I needn't have worried. The lovely Jan Jones had put me in a house with fellow new mummies, Cally Taylor and Rowan Coleman, and they were perfectly placed to share my anxiety about leaving the baby, because they had done the same. They also had the wine situation firmly under control, which left me free to enjoy the wealth of knowledge, inspiration and humour the conference had to offer.
|The only photo I took at the Conference - those two little blobs are the wild bunnies|
I met while looking for the laundry room. They weren't actual RNA members but I hope
to see them at the next conference...
I caught the end of Kate Harrison's session on the state of publishing now (a fab analysis of a survey she had done amongst other authors to see what they thought of the seismic changes in our industry), had a one-to-one meeting with Gillian Green of Ebury Press (who gently pointed out that my novel title sucked and there was a much better one jumping up and down in my synopsis), massaged Cally Taylor in a drama workshop on using all five senses, discovered what the fiction imprint of Ebury Press is looking for and then laughed all evening at the Gala Dinner, with the brilliant Kate, Rowan, Cally and Miranda Dickinson.
Despite my intention not to drink much (I had my own session to deliver at 10.30am on Sunday morning and didn't want to be too bleary-eyed; also, I planned to enjoy my first night of uninterrupted sleep in over eight months and alcohol tends to keep me awake), our kitchen was far too lively for me to want to leave it, so several hours and glasses of wine later, I staggered up to bed. Considering I haven't drunk for a year and half, I was chuffed to wake up the next morning without a hangover - result!
My session - Going All The Way - was about sex in YA books and whether we, as writers, should include it. I'd been a little nervous about some of the terminology I planned to use in front of a room of lovely RNA ladies but I needn't have been - thanks to many a discussion about Fifty Shades of Grey, my language was practically prudish by comparison.
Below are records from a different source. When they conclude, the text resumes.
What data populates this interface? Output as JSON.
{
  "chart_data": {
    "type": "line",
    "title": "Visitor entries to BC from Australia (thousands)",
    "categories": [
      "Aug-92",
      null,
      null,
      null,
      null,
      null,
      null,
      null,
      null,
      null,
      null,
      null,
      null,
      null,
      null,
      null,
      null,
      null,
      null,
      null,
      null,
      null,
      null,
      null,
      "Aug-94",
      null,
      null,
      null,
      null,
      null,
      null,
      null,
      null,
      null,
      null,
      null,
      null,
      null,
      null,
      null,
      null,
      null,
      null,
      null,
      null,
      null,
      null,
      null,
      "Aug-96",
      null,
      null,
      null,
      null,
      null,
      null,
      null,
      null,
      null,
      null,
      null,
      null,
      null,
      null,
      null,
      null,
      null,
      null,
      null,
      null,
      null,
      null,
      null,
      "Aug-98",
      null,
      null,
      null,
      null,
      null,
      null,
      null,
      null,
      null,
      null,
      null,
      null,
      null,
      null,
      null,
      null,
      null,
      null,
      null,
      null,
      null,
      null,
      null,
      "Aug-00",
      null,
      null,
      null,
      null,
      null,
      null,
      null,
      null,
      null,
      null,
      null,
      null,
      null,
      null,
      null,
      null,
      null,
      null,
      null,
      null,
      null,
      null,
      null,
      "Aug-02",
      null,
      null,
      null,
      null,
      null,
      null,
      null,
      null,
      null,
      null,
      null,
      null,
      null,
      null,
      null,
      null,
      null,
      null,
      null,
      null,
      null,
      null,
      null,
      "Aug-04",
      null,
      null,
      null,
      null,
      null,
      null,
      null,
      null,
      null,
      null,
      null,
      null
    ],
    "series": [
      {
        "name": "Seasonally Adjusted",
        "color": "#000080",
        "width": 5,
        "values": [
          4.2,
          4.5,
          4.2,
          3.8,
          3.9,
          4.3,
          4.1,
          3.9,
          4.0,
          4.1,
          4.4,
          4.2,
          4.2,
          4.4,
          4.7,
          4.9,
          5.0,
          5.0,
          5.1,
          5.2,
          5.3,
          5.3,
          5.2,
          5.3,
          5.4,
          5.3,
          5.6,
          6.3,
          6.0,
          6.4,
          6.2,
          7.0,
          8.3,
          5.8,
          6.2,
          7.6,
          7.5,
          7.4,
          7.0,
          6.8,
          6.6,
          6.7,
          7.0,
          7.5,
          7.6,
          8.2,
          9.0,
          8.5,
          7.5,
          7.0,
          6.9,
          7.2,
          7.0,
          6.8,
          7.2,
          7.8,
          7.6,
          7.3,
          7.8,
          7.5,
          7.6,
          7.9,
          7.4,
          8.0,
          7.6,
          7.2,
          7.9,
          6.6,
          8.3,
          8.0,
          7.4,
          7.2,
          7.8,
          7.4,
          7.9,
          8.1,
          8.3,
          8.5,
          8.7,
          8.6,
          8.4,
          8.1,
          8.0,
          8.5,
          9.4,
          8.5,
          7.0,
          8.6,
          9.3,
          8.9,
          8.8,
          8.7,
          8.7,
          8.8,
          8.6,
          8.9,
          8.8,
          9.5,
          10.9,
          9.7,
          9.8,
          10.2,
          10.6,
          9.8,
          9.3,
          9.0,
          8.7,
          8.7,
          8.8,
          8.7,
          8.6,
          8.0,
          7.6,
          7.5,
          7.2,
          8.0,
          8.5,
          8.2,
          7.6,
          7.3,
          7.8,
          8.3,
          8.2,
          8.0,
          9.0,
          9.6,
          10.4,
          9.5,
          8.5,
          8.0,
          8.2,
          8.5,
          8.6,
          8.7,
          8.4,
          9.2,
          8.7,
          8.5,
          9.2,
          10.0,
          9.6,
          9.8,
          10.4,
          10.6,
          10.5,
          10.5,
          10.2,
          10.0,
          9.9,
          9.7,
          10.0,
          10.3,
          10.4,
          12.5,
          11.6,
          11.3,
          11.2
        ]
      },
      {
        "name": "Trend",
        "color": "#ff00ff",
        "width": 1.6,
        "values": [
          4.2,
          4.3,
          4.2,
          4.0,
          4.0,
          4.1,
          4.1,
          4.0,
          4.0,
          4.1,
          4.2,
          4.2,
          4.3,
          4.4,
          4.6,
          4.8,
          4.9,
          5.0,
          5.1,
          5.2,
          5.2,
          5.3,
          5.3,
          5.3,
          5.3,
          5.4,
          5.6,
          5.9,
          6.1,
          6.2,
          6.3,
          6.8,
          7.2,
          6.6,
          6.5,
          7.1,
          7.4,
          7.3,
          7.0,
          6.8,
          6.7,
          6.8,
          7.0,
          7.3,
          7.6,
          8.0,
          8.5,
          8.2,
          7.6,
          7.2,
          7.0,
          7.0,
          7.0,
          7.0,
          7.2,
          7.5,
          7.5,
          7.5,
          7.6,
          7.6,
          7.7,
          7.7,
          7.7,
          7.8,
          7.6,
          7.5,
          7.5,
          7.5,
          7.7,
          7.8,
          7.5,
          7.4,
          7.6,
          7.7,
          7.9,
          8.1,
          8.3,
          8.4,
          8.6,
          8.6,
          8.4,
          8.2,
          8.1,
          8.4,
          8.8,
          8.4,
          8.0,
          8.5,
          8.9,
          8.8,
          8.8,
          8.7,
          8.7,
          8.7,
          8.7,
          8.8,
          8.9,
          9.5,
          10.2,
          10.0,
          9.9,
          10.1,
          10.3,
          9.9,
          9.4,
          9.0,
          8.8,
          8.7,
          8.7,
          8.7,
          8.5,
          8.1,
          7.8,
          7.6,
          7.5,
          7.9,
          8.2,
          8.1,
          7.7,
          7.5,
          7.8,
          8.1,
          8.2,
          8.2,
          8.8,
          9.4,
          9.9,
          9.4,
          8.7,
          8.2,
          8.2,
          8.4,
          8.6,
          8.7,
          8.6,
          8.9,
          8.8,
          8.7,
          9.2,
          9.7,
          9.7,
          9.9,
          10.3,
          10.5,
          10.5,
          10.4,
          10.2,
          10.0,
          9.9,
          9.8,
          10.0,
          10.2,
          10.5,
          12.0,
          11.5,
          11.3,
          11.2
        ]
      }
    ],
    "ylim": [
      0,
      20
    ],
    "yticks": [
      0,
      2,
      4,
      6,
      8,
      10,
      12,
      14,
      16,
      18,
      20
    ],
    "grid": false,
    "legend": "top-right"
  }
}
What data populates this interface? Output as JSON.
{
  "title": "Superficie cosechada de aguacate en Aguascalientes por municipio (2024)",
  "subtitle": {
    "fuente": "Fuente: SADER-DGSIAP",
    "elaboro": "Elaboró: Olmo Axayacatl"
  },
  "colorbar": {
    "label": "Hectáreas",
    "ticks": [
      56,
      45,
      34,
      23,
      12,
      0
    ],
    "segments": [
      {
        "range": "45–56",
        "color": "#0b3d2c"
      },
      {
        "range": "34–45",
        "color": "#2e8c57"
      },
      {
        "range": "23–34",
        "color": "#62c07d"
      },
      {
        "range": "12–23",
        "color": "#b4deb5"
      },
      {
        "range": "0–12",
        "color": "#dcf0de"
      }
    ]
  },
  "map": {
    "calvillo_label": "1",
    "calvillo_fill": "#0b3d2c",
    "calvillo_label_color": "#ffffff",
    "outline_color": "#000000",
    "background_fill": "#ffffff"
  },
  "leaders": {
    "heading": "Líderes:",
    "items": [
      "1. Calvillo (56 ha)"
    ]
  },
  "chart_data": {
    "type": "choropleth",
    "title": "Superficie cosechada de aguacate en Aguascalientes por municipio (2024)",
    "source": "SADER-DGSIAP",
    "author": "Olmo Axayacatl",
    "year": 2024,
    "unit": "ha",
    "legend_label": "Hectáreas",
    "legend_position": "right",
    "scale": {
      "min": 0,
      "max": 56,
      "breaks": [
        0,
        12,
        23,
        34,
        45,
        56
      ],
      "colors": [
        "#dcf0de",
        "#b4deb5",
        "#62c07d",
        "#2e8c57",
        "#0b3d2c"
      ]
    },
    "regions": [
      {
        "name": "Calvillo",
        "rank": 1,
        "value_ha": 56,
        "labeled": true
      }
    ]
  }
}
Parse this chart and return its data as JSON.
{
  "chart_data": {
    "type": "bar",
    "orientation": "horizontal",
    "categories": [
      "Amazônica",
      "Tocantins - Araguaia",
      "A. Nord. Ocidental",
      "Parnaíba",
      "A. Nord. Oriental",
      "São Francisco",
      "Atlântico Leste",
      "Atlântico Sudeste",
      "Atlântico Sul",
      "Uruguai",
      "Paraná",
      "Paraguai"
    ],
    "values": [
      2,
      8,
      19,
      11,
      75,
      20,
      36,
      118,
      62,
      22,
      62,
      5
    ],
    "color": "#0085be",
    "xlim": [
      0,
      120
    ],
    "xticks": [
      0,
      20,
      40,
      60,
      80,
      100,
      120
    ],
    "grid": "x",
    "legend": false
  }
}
We had a great discussion at the end of the session about banned books, age restrictions and how sex in YA was perceived generally - I think we could have carried on talking for ages, which is usually the sign of a good workshop.
Then it was onto Julie Cohen's fabulous session on what Pixar movies can teach us about writing - it turns out the answer is plenty. Julie broke down several films to show how tight the structure, plotting and characterisation is, and showed clips from Wall-E, Finding Nemo and Up. I found everything Julie said inspiring, despite blubbing my way through most of it (I blame the baby hormones, although she did show the opening sequence from Up and if you don't cry at that you are clinically dead). She also confessed that her students used to call her Dory, from Finding Nemo, and now I find myself thinking of her as Dory too...
Once RNA Chair Anne Ashurst had wrapped up the conference, it was time to head back home. I shared part of the train journey with Cally, then got my head down for some writing and was reunited with my baby before I'd really had time to miss him.
I can't recommend the RNA Conferences enough - the company is fabulous, the content is excellent and I found it totally restorative to be among other writers who got what I was banging on about. Next year's conference is in Sheffield - can you make it a week, Jan?